Diduga Libatkan Oknum Aparat, Ribuan Hektar Lahan Negara di Desa Segati Pelalawan Berubah Jadi Perkebunan Sawit

Diduga Libatkan Oknum Aparat, Ribuan Hektar Lahan Negara di Desa Segati Pelalawan Berubah Jadi Perkebunan Sawit

Hamparan perkebunan sawit di kawasan eks PT SRT Desa Segati Kecamatan Langgam Kabupaten Pelalawan.

Minggu, 11 Juni 2017 10:11 WIB
PEKANBARU, POTRETNEWS.com - Pohon sawit setinggi lebih kurang dua meter berdiri kokoh diatas lahan yang masuk kawasan eks PT Siak Raya Timber (SRT). Tepatnya di Km 81 Desa Segati Kecamatan Langgam Kabupaten Pelalawan, Riau. Tahun 2013 lalu izin Hak Pengelolahan Hutan (HPH) milik PT Siak Raya Timber dengan luas lebih kurang 38.015 Hektare dicabut oleh Kementerian Lingkungan Hidup dan Kehutanan (KLHK) RI. Berdasarkan aturan yang berlaku, lahan tersebut seharusnya diambil alih oleh Negara.

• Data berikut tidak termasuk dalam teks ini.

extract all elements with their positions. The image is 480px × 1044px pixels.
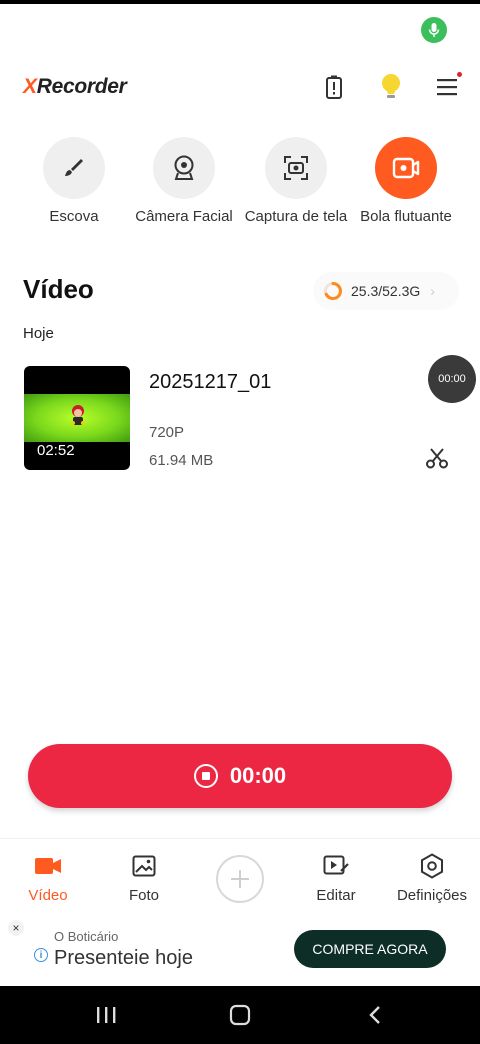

Namun kenyatanya, lahan bekas PT SRT ini justru dikuasai oleh sekelompok orang yang diduga kuat sebagai mafia lahan. Kawasan ini berbatasan langsung dengan Taman Nasional Tesso Nillo (TNTN). Saat ini, di lahan bekas PT SRT ini sudah berubah menjadi hamparan perkebunan sawit.

Jika dilihat sepintas, tidak ada yang menyangka jika lahan ribuan hektare yang diatasnya ditanami sawit tersebut milik negara. Sulit kita bisa menemukan pohon kayu hutan di wilayah ini. Sejauh-jauh mata memandang yang terlihat hanya deretan hamparan pohon kelapa sawit. Lahan yang seharusnya di kembalikan untuk negara ini, hutanya sudah habis dibabat dan saat ini sudah disulap menjadi perkebunan sawit.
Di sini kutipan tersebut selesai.